The host process (terminal, Claude Code, Codex) needs Accessibility permission. Check System Settings > Privacy & Security > Accessibility.

"Screen Recording permission is required"

Same host process needs Screen Recording permission. Required for screenshots and window listing.

"The user changed '...'. Re-query the latest state"
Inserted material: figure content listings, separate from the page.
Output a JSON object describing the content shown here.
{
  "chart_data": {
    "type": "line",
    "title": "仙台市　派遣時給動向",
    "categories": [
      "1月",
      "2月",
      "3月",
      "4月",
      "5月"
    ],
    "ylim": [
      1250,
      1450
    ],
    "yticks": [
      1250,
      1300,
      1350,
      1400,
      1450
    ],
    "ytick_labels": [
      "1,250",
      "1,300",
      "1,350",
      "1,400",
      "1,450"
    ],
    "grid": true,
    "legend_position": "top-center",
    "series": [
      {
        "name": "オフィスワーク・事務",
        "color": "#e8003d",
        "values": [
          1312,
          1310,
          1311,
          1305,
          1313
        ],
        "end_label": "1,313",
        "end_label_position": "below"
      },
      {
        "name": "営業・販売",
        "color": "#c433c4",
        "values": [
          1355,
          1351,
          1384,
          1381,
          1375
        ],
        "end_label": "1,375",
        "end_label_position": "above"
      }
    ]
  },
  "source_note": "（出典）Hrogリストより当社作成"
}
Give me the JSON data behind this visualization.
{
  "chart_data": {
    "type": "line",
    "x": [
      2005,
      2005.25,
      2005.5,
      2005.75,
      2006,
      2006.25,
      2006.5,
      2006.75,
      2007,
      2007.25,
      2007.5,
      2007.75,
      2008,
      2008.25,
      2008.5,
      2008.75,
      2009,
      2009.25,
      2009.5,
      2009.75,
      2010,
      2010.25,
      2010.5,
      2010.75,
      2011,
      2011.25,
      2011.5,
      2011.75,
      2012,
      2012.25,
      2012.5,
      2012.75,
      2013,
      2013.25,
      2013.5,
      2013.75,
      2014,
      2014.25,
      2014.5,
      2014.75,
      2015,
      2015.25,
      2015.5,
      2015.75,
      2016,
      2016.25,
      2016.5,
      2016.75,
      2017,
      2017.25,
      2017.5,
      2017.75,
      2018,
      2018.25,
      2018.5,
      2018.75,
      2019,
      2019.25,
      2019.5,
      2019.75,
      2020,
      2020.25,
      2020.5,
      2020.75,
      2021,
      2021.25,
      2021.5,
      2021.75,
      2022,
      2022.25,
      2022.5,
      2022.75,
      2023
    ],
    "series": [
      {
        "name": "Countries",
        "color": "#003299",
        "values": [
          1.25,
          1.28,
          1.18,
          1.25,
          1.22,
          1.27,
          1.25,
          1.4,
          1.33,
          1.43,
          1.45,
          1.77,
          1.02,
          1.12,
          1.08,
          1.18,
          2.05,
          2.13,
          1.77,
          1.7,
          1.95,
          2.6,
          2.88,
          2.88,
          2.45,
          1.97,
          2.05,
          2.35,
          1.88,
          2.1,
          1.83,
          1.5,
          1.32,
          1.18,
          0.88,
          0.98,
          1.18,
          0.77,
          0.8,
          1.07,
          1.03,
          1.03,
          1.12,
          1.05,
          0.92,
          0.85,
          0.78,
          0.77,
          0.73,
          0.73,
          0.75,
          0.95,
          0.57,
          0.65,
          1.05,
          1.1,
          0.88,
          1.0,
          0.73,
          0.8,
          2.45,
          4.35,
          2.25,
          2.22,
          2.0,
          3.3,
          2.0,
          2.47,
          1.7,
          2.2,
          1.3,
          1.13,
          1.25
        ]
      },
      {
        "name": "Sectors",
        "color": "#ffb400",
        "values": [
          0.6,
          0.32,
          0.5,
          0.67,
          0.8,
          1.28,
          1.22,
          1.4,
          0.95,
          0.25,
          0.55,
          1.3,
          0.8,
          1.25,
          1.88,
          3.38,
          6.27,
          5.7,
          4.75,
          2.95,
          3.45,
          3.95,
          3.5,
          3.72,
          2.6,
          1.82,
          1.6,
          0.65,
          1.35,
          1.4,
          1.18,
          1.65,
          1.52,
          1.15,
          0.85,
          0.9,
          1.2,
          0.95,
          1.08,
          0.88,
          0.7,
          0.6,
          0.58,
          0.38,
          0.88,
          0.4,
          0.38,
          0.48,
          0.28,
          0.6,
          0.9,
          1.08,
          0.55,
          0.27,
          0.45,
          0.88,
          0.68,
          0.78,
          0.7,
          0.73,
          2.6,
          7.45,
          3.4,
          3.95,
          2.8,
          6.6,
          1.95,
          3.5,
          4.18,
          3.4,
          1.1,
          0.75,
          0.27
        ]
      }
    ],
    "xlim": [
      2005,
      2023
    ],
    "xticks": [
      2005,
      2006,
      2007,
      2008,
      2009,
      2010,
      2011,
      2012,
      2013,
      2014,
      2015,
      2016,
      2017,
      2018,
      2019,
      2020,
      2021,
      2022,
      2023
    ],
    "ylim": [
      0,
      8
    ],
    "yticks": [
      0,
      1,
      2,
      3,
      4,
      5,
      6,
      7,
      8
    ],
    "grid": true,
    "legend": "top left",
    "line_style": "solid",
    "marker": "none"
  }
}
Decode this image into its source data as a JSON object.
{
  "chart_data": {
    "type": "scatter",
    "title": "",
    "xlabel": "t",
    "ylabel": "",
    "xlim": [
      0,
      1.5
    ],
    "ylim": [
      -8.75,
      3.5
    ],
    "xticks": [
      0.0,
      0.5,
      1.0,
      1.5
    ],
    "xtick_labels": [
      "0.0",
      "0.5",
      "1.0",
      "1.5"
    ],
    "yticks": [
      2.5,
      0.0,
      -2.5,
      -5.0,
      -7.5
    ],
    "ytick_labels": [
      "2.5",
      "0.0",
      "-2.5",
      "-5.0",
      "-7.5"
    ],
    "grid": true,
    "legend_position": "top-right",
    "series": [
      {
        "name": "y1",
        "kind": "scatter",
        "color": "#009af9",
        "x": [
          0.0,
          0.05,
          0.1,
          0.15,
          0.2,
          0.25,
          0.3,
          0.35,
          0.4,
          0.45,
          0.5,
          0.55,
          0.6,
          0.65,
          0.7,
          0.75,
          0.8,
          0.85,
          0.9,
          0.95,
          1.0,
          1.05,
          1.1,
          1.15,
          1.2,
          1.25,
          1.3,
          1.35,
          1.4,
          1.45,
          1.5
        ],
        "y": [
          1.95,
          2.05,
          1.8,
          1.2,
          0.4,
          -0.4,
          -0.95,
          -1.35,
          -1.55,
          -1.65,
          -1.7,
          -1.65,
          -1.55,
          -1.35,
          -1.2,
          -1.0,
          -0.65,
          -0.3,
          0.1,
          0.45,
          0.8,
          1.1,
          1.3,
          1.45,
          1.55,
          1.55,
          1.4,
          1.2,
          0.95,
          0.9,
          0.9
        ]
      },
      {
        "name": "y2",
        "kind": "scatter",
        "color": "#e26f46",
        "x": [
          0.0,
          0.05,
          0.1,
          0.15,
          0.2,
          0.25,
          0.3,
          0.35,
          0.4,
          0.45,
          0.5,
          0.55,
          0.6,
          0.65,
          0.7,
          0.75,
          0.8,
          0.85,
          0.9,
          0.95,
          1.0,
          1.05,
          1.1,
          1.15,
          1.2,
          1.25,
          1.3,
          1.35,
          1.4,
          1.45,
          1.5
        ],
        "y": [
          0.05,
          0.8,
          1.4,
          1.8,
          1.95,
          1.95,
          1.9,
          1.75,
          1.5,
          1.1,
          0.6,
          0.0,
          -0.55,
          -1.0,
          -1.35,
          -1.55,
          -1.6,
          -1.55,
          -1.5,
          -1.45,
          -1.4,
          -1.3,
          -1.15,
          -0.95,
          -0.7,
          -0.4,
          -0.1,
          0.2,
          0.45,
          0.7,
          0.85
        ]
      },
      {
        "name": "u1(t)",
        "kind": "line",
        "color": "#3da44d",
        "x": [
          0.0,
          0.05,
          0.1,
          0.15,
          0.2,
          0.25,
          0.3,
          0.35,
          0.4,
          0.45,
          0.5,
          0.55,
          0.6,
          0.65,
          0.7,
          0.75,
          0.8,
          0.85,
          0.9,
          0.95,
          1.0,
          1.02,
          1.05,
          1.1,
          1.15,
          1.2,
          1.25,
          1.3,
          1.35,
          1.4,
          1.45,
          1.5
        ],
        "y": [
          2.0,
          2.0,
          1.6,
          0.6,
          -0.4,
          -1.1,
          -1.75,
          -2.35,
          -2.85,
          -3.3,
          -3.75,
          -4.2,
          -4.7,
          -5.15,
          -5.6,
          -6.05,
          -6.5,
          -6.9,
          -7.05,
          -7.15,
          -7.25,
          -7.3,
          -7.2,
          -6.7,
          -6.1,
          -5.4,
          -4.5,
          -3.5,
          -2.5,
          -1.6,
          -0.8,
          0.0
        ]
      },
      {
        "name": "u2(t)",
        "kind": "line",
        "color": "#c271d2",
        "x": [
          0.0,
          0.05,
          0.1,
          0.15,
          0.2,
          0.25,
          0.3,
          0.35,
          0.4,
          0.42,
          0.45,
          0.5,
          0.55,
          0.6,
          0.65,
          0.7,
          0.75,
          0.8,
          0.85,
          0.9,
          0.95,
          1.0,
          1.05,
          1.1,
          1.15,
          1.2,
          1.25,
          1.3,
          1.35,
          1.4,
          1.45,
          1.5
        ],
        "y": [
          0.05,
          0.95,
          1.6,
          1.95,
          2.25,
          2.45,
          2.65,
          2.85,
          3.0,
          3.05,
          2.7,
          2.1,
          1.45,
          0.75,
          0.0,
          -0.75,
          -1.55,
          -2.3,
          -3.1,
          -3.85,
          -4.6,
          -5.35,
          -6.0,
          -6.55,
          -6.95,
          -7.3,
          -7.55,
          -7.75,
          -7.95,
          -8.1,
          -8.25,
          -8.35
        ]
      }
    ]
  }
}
This Codex-compatible stale warning appears when the snapshot context is missing or invalidated. Call get_app_state to get fresh element indices. Note: mutation tools (click, type_text, press_key, etc.) now return a post-action app state snapshot with a new element tree and screenshot, so you do not need to call get_app_state between every mutation. You only need it to bootstrap a new interaction or recover from this stale warning.

"App not found"

The app parameter accepts: app name ("Safari"), bundle ID ("com.apple.Safari"), or PID ("12345"). The app must be running (not just installed).

"Element index not found"

Element indices come from the most recent get_app_state snapshot. If the UI changed, call get_app_state again to get fresh indices.

Screenshots are blank or missing

The target app must not be minimized. It can be behind other windows but must have an open window. Check that Screen Recording permission is granted.